図書館にも近くの本屋さんにもなくやっとKさんから借りることが出来ました。

この欄で度々言っているように、小説の舞台を知っている土地か否かで面白さが随分違うのですが、「風の歌を聴け」の舞台は、村上春樹が育った場所、我が家のすぐ隣の街でそれも楽しみでした。

著者の僕はアメリカの作家デレク・ハートフィールドに出会ったことから作家の道を選んだけれど、文章の書き方に苦悩しているというプロローグから本文が始まります。

時は1970年、東京の大学で生物学を学ぶ僕が、夏休みに帰省して出会った人々、出来事からなる話で、8月8日から始まり26日に終わる物語。

あらすじは取り立てて言うほどのものはないのですが、私が読んだ中では最新の「ねじまき鳥クロニクル」にまで繋がる著者の小説に対するモチベーションの要因がそこかしこに感じられ、とても興味深く面白く読みました。

例えば、鼠という名の友人、出会った小指のない女の子、ジュークボックスのあるバー、火星の底なし井戸などです。
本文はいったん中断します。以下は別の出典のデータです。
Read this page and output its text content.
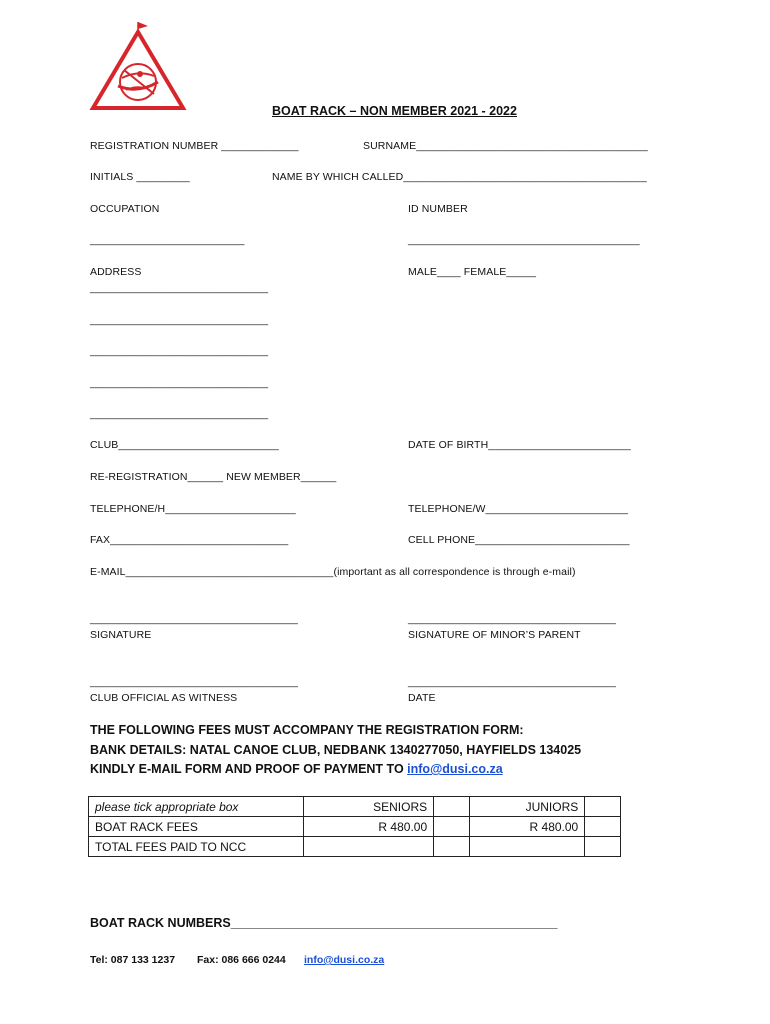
IDUTSIE NATAL KANU CLUB	BOAT RACK – NON MEMBER 2021 - 2022
REGISTRATION NUMBER _____________	SURNAME_______________________________________
INITIALS _________	NAME BY WHICH CALLED_________________________________________
OCCUPATION	ID NUMBER
__________________________	_______________________________________
ADDRESS	MALE____ FEMALE_____
______________________________
______________________________
______________________________
______________________________
______________________________
CLUB___________________________	DATE OF BIRTH________________________
RE-REGISTRATION______ NEW MEMBER______
TELEPHONE/H______________________	TELEPHONE/W________________________
FAX______________________________	CELL PHONE__________________________
E-MAIL___________________________________(important as all correspondence is through e-mail)
___________________________________	___________________________________
SIGNATURE	SIGNATURE OF MINOR’S PARENT
___________________________________	___________________________________
CLUB OFFICIAL AS WITNESS	DATE
THE FOLLOWING FEES MUST ACCOMPANY THE REGISTRATION FORM:
BANK DETAILS: NATAL CANOE CLUB, NEDBANK 1340277050, HAYFIELDS 134025
KINDLY E-MAIL FORM AND PROOF OF PAYMENT TO info@dusi.co.za
please tick appropriate box	SENIORS		JUNIORS	
BOAT RACK FEES	R 480.00		R 480.00	
TOTAL FEES PAID TO NCC				
BOAT RACK NUMBERS_______________________________________________
Tel: 087 133 1237 Fax: 086 666 0244 info@dusi.co.za
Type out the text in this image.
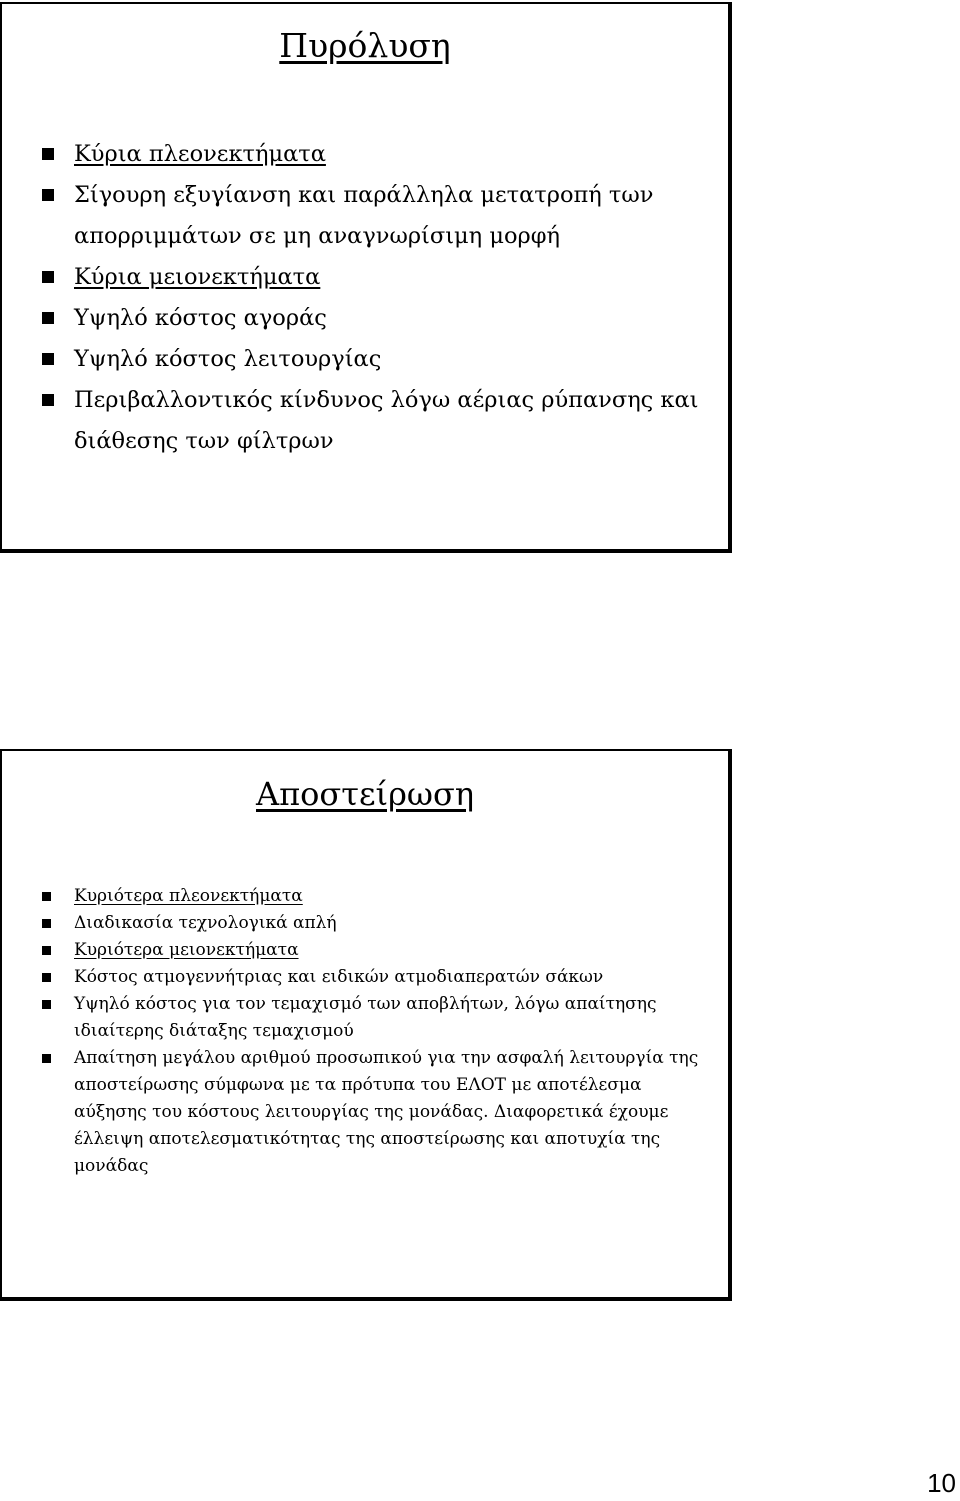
Πυρόλυση
Κύρια πλεονεκτήματα
Σίγουρη εξυγίανση και παράλληλα μετατροπή των απορριμμάτων σε μη αναγνωρίσιμη μορφή
Κύρια μειονεκτήματα
Υψηλό κόστος αγοράς
Υψηλό κόστος λειτουργίας
Περιβαλλοντικός κίνδυνος λόγω αέριας ρύπανσης και διάθεσης των φίλτρων
Αποστείρωση
Κυριότερα πλεονεκτήματα
Διαδικασία τεχνολογικά απλή
Κυριότερα μειονεκτήματα
Κόστος ατμογεννήτριας και ειδικών ατμοδιαπερατών σάκων
Υψηλό κόστος για τον τεμαχισμό των αποβλήτων, λόγω απαίτησης ιδιαίτερης διάταξης τεμαχισμού
Απαίτηση μεγάλου αριθμού προσωπικού για την ασφαλή λειτουργία της αποστείρωσης σύμφωνα με τα πρότυπα του ΕΛΟΤ με αποτέλεσμα αύξησης του κόστους λειτουργίας της μονάδας. Διαφορετικά έχουμε έλλειψη αποτελεσματικότητας της αποστείρωσης και αποτυχία της μονάδας
10
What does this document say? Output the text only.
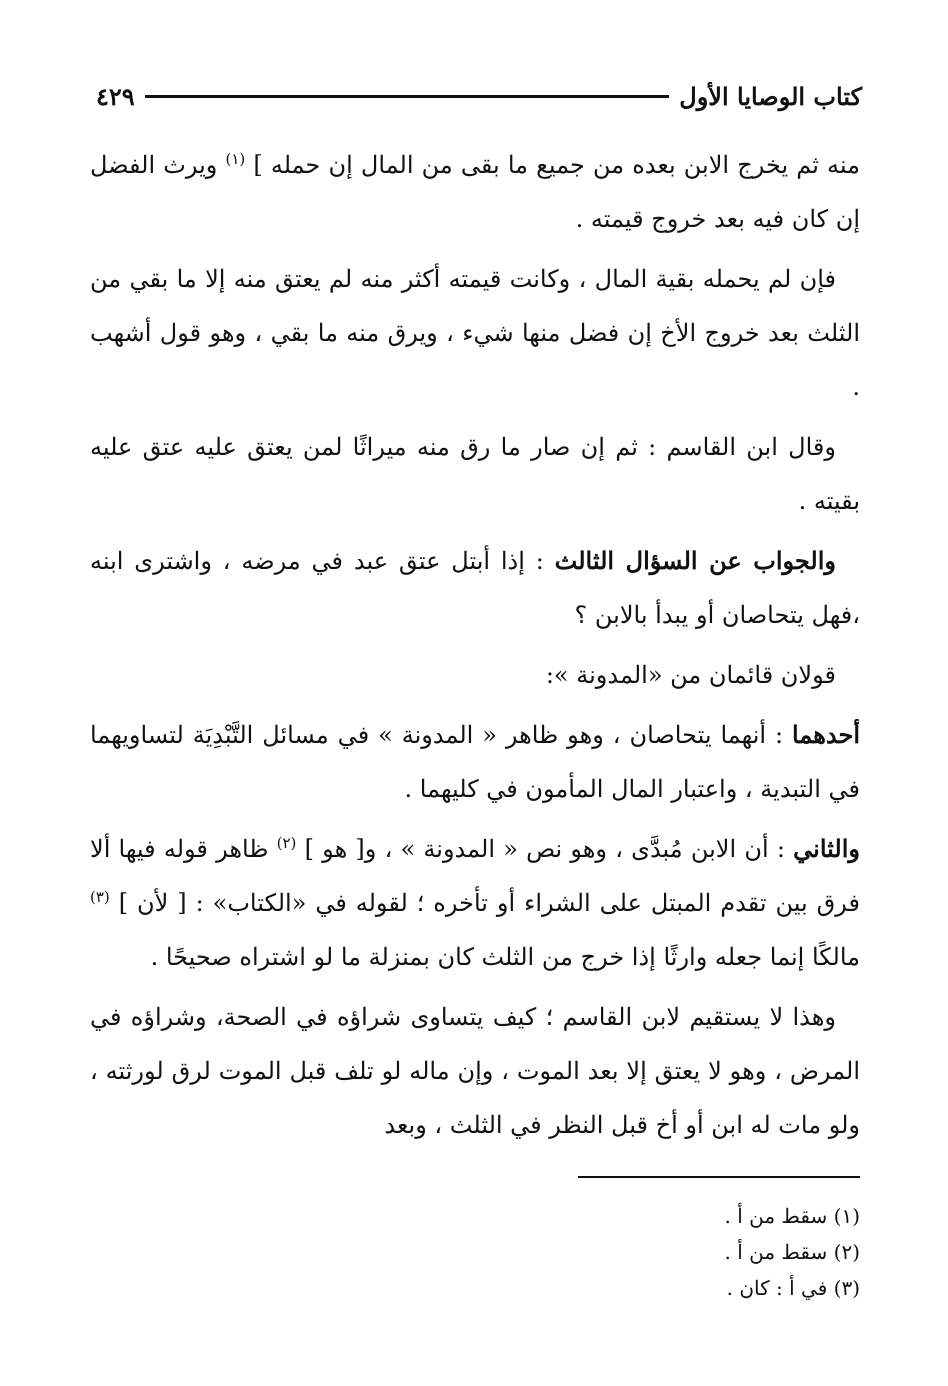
كتاب الوصايا الأول
٤٢٩

منه ثم يخرج الابن بعده من جميع ما بقى من المال إن حمله ] $^{(١)}$ ويرث الفضل إن كان فيه بعد خروج قيمته .

فإن لم يحمله بقية المال ، وكانت قيمته أكثر منه لم يعتق منه إلا ما بقي من الثلث بعد خروج الأخ إن فضل منها شيء ، ويرق منه ما بقي ، وهو قول أشهب .

وقال ابن القاسم : ثم إن صار ما رق منه ميراثًا لمن يعتق عليه عتق عليه بقيته .

والجواب عن السؤال الثالث : إذا أبتل عتق عبد في مرضه ، واشترى ابنه ،فهل يتحاصان أو يبدأ بالابن ؟

قولان قائمان من «المدونة »:

أحدهما : أنهما يتحاصان ، وهو ظاهر « المدونة » في مسائل التَّبْدِيَة لتساويهما في التبدية ، واعتبار المال المأمون في كليهما .

والثاني : أن الابن مُبدَّى ، وهو نص « المدونة » ، و[ هو ] $^{(٢)}$ ظاهر قوله فيها ألا فرق بين تقدم المبتل على الشراء أو تأخره ؛ لقوله في «الكتاب» : [ لأن ] $^{(٣)}$ مالكًا إنما جعله وارثًا إذا خرج من الثلث كان بمنزلة ما لو اشتراه صحيحًا .

وهذا لا يستقيم لابن القاسم ؛ كيف يتساوى شراؤه في الصحة، وشراؤه في المرض ، وهو لا يعتق إلا بعد الموت ، وإن ماله لو تلف قبل الموت لرق لورثته ، ولو مات له ابن أو أخ قبل النظر في الثلث ، وبعد

(١) سقط من أ .

(٢) سقط من أ .

(٣) في أ : كان .
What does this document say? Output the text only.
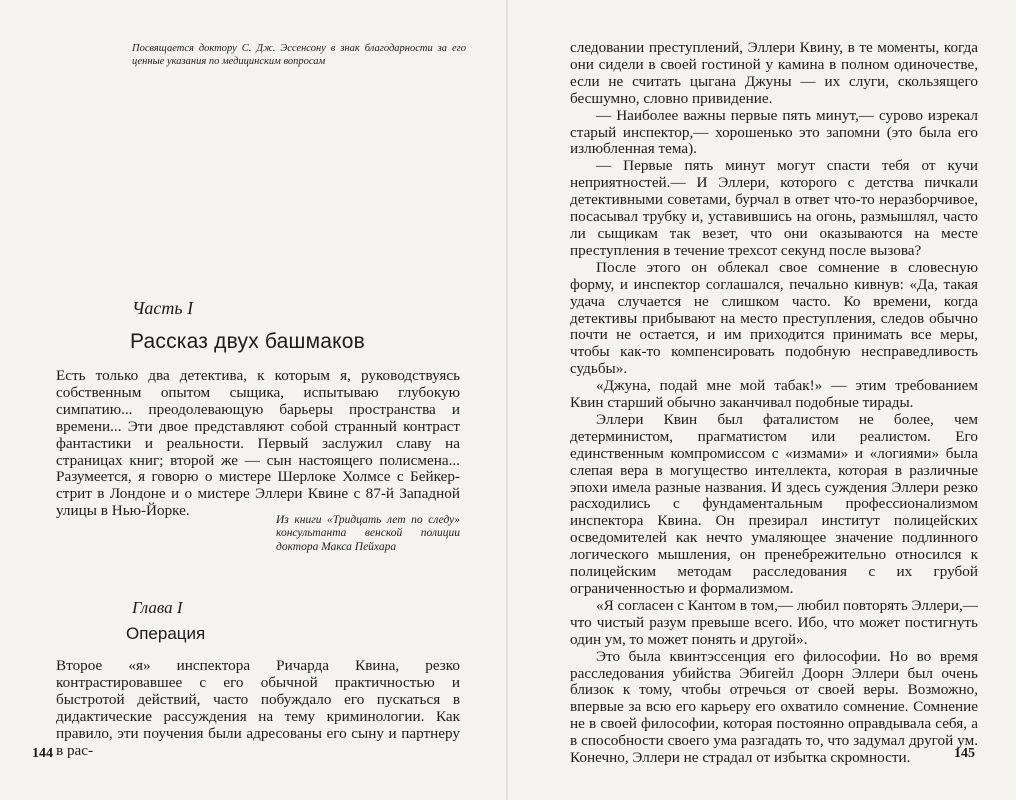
Посвящается доктору С. Дж. Эссенсону в знак благодарности за его ценные указания по медицинским вопросам

Часть I
Рассказ двух башмаков

Есть только два детектива, к которым я, руководствуясь собственным опытом сыщика, испытываю глубокую симпатию... преодолевающую барьеры пространства и времени... Эти двое представляют собой странный контраст фантастики и реальности. Первый заслужил славу на страницах книг; второй же — сын настоящего полисмена... Разумеется, я говорю о мистере Шерлоке Холмсе с Бейкер-стрит в Лондоне и о мистере Эллери Квине с 87-й Западной улицы в Нью-Йорке.

Из книги «Тридцать лет по следу» консультанта венской полиции доктора Макса Пейхара

Глава I
Операция

Второе «я» инспектора Ричарда Квина, резко контрастировавшее с его обычной практичностью и быстротой действий, часто побуждало его пускаться в дидактические рассуждения на тему криминологии. Как правило, эти поучения были адресованы его сыну и партнеру в рас-

144

следовании преступлений, Эллери Квину, в те моменты, когда они сидели в своей гостиной у камина в полном одиночестве, если не считать цыгана Джуны — их слуги, скользящего бесшумно, словно привидение.

— Наиболее важны первые пять минут,— сурово изрекал старый инспектор,— хорошенько это запомни (это была его излюбленная тема).

— Первые пять минут могут спасти тебя от кучи неприятностей.— И Эллери, которого с детства пичкали детективными советами, бурчал в ответ что-то неразборчивое, посасывал трубку и, уставившись на огонь, размышлял, часто ли сыщикам так везет, что они оказываются на месте преступления в течение трехсот секунд после вызова?

После этого он облекал свое сомнение в словесную форму, и инспектор соглашался, печально кивнув: «Да, такая удача случается не слишком часто. Ко времени, когда детективы прибывают на место преступления, следов обычно почти не остается, и им приходится принимать все меры, чтобы как-то компенсировать подобную несправедливость судьбы».

«Джуна, подай мне мой табак!» — этим требованием Квин старший обычно заканчивал подобные тирады.

Эллери Квин был фаталистом не более, чем детерминистом, прагматистом или реалистом. Его единственным компромиссом с «измами» и «логиями» была слепая вера в могущество интеллекта, которая в различные эпохи имела разные названия. И здесь суждения Эллери резко расходились с фундаментальным профессионализмом инспектора Квина. Он презирал институт полицейских осведомителей как нечто умаляющее значение подлинного логического мышления, он пренебрежительно относился к полицейским методам расследования с их грубой ограниченностью и формализмом.

«Я согласен с Кантом в том,— любил повторять Эллери,— что чистый разум превыше всего. Ибо, что может постигнуть один ум, то может понять и другой».

Это была квинтэссенция его философии. Но во время расследования убийства Эбигейл Доорн Эллери был очень близок к тому, чтобы отречься от своей веры. Возможно, впервые за всю его карьеру его охватило сомнение. Сомнение не в своей философии, которая постоянно оправдывала себя, а в способности своего ума разгадать то, что задумал другой ум. Конечно, Эллери не страдал от избытка скромности.	145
村上春樹の本には特に井戸がよく出てきます。

エピローグは再度デレク・ハートフィールドに触れ、村上春樹の小説家としての始動の意気込みを感じ取ることが出来ました。

それから30年。世界中の人々から賞賛を受ける作家となった村上春樹。

単純にすごいなあと思いました。はやく「1Q84」を読まなくっちゃ。